Lemma: Let $V$ be a normed vector space over the field $\Bbb K$ ($\Bbb R$ or $\Bbb C$), and such that $\dim V\ge2$. Let $\lambda:V\to\Bbb K$ be continuous and linear. Then, for all $\alpha$ such that $\lvert \alpha\rvert\in\{0\}\cup(0,\lVert\lambda\rVert)$ there is $x$ such that $\lVert x\rVert=1$ and $\lambda(x)=\alpha$. As a corollary, for all $x$ such that $\lVert x\rVert\le 1$ there is $y$ such that $\lVert y\rVert=1$ and $\lambda(y)=\lambda(x)$.

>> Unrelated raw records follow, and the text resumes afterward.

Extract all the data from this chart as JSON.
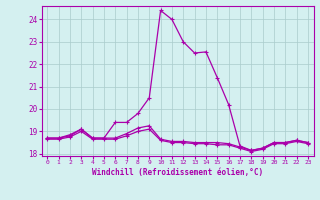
{
  "xlabel": "Windchill (Refroidissement éolien,°C)",
  "hours": [
    0,
    1,
    2,
    3,
    4,
    5,
    6,
    7,
    8,
    9,
    10,
    11,
    12,
    13,
    14,
    15,
    16,
    17,
    18,
    19,
    20,
    21,
    22,
    23
  ],
  "curve_main": [
    18.7,
    18.7,
    18.8,
    19.1,
    18.7,
    18.7,
    19.4,
    19.4,
    19.8,
    20.5,
    24.4,
    24.0,
    23.0,
    22.5,
    22.55,
    21.4,
    20.2,
    18.35,
    18.15,
    18.25,
    18.5,
    18.5,
    18.6,
    18.5
  ],
  "curve_flat1": [
    18.65,
    18.65,
    18.75,
    19.0,
    18.65,
    18.65,
    18.65,
    18.8,
    19.0,
    19.1,
    18.6,
    18.5,
    18.5,
    18.45,
    18.45,
    18.4,
    18.4,
    18.25,
    18.1,
    18.2,
    18.45,
    18.45,
    18.55,
    18.45
  ],
  "curve_flat2": [
    18.7,
    18.7,
    18.85,
    19.1,
    18.7,
    18.7,
    18.7,
    18.9,
    19.15,
    19.25,
    18.65,
    18.55,
    18.55,
    18.5,
    18.5,
    18.5,
    18.45,
    18.3,
    18.15,
    18.25,
    18.5,
    18.5,
    18.6,
    18.5
  ],
  "ylim": [
    17.9,
    24.6
  ],
  "yticks": [
    18,
    19,
    20,
    21,
    22,
    23,
    24
  ],
  "bg_color": "#d4f0f0",
  "grid_color": "#aacccc",
  "line_color": "#aa00aa"
}
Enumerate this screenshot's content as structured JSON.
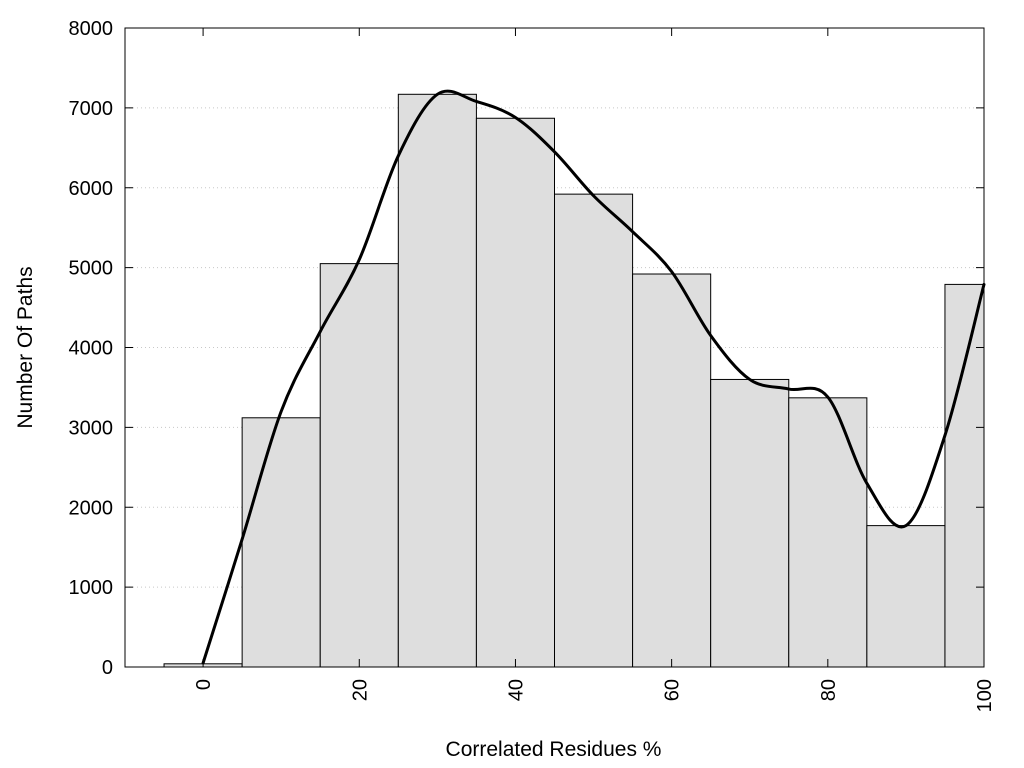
{
  "chart_data": {
    "type": "bar",
    "title": "",
    "xlabel": "Correlated Residues %",
    "ylabel": "Number Of Paths",
    "xlim": [
      -10,
      100
    ],
    "ylim": [
      0,
      8000
    ],
    "x_ticks": [
      0,
      20,
      40,
      60,
      80,
      100
    ],
    "y_ticks": [
      0,
      1000,
      2000,
      3000,
      4000,
      5000,
      6000,
      7000,
      8000
    ],
    "grid": "horizontal-dotted",
    "bar_width": 10,
    "bins": [
      {
        "x": 0,
        "value": 40
      },
      {
        "x": 10,
        "value": 3120
      },
      {
        "x": 20,
        "value": 5050
      },
      {
        "x": 30,
        "value": 7170
      },
      {
        "x": 40,
        "value": 6870
      },
      {
        "x": 50,
        "value": 5920
      },
      {
        "x": 60,
        "value": 4920
      },
      {
        "x": 70,
        "value": 3600
      },
      {
        "x": 80,
        "value": 3370
      },
      {
        "x": 90,
        "value": 1770
      },
      {
        "x": 100,
        "value": 4790
      }
    ],
    "curve": {
      "type": "smooth-line",
      "points": [
        [
          0,
          50
        ],
        [
          5,
          1600
        ],
        [
          10,
          3200
        ],
        [
          15,
          4200
        ],
        [
          20,
          5100
        ],
        [
          25,
          6400
        ],
        [
          30,
          7170
        ],
        [
          35,
          7080
        ],
        [
          40,
          6880
        ],
        [
          45,
          6450
        ],
        [
          50,
          5900
        ],
        [
          55,
          5450
        ],
        [
          60,
          4950
        ],
        [
          65,
          4150
        ],
        [
          70,
          3600
        ],
        [
          75,
          3480
        ],
        [
          80,
          3380
        ],
        [
          85,
          2300
        ],
        [
          90,
          1770
        ],
        [
          95,
          2900
        ],
        [
          100,
          4790
        ]
      ]
    },
    "colors": {
      "bar_fill": "#dedede",
      "bar_stroke": "#000000",
      "curve": "#000000",
      "grid": "#c8c8c8"
    }
  }
}
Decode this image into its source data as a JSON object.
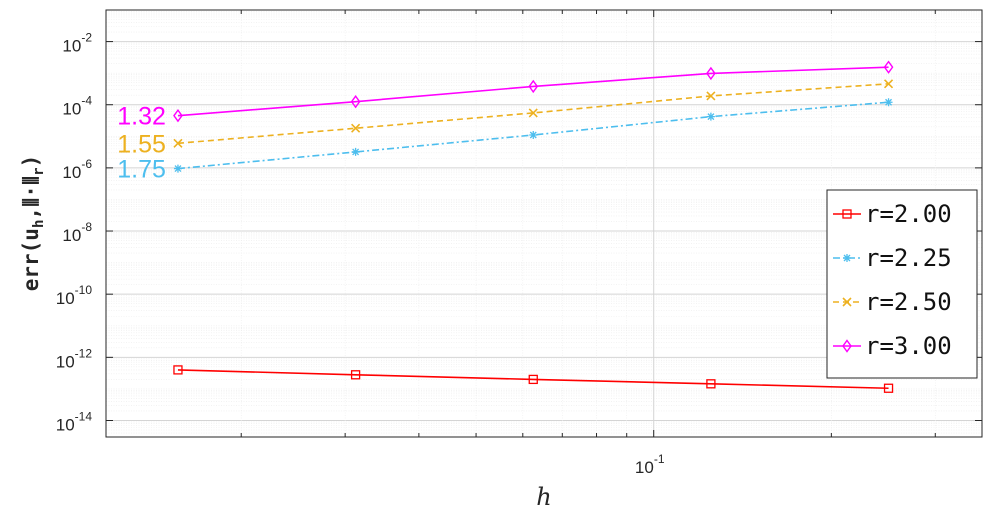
{
  "chart_data": {
    "type": "line",
    "x_scale": "log",
    "y_scale": "log",
    "xlim": [
      0.0118,
      0.36
    ],
    "ylim": [
      3e-15,
      0.1
    ],
    "grid": true,
    "xlabel": "h",
    "ylabel": "err(u_h, ⦀·⦀_r)",
    "ylabel_parts": {
      "prefix": "err(u",
      "sub1": "h",
      "middle": ",⦀·⦀",
      "sub2": "r",
      "suffix": ")"
    },
    "x_ticks": [
      {
        "base": "10",
        "exp": "-1",
        "value": 0.1
      }
    ],
    "y_ticks": [
      {
        "base": "10",
        "exp": "-2",
        "value": 0.01
      },
      {
        "base": "10",
        "exp": "-4",
        "value": 0.0001
      },
      {
        "base": "10",
        "exp": "-6",
        "value": 1e-06
      },
      {
        "base": "10",
        "exp": "-8",
        "value": 1e-08
      },
      {
        "base": "10",
        "exp": "-10",
        "value": 1e-10
      },
      {
        "base": "10",
        "exp": "-12",
        "value": 1e-12
      },
      {
        "base": "10",
        "exp": "-14",
        "value": 1e-14
      }
    ],
    "x": [
      0.015625,
      0.03125,
      0.0625,
      0.125,
      0.25
    ],
    "series": [
      {
        "name": "r=2.00",
        "color": "#ff0000",
        "dash": "solid",
        "marker": "square",
        "values": [
          4e-13,
          2.8e-13,
          2e-13,
          1.45e-13,
          1.05e-13
        ]
      },
      {
        "name": "r=2.25",
        "color": "#4dbeee",
        "dash": "dashdot",
        "marker": "asterisk",
        "values": [
          9.5e-07,
          3.2e-06,
          1.1e-05,
          4.2e-05,
          0.00012
        ]
      },
      {
        "name": "r=2.50",
        "color": "#edb120",
        "dash": "dashed",
        "marker": "x",
        "values": [
          6e-06,
          1.8e-05,
          5.5e-05,
          0.00019,
          0.00046
        ]
      },
      {
        "name": "r=3.00",
        "color": "#ff00ff",
        "dash": "solid",
        "marker": "diamond",
        "values": [
          4.5e-05,
          0.000125,
          0.00038,
          0.00098,
          0.00155
        ]
      }
    ],
    "annotations": [
      {
        "text": "1.32",
        "color": "#ff00ff",
        "series": "r=3.00"
      },
      {
        "text": "1.55",
        "color": "#edb120",
        "series": "r=2.50"
      },
      {
        "text": "1.75",
        "color": "#4dbeee",
        "series": "r=2.25"
      }
    ],
    "legend_position": "right"
  }
}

Proof: As before, we only need to prove that there is $y\in S^V$ such that $\lvert \lambda(y)\rvert =\lvert\alpha\rvert$, so we may assume $\alpha\in[0,\lVert\lambda\rVert)\cup\{0\}$. If $\alpha=0$, we only need to find a element of $S^V\cap \ker\lambda$, which exists because $\dim\ker\lambda\ge1$. If $0<\alpha<\lVert\lambda\rVert$, consider $y_1\in S^V\cap\ker\lambda$ and $y_2$ such that $\alpha<\lambda(y_2)\le \lVert\lambda\rVert$. Notice that, necessarily, $y_2$ and $y_1$ aren't linearly dependent. The function $$g:[0,1]\to\Bbb R\\ t\mapsto\left\lvert\lambda\left(\frac{ty_1+(1-t)y_2}{\lVert ty_1+(1-t)y_2\rVert}\right)\right\rvert$$ is therefore well defined and continuous. Since $g(1)\le\alpha\le g(0)$, there must be $t_\alpha$ such that $g(t_\alpha)=\alpha$. In other words, $y=\frac{t_\alpha y_1+(1-t_\alpha)y_2}{\lVert t_\alpha y_1+(1-t_\alpha)y_2\rVert}$ is what we were looking for.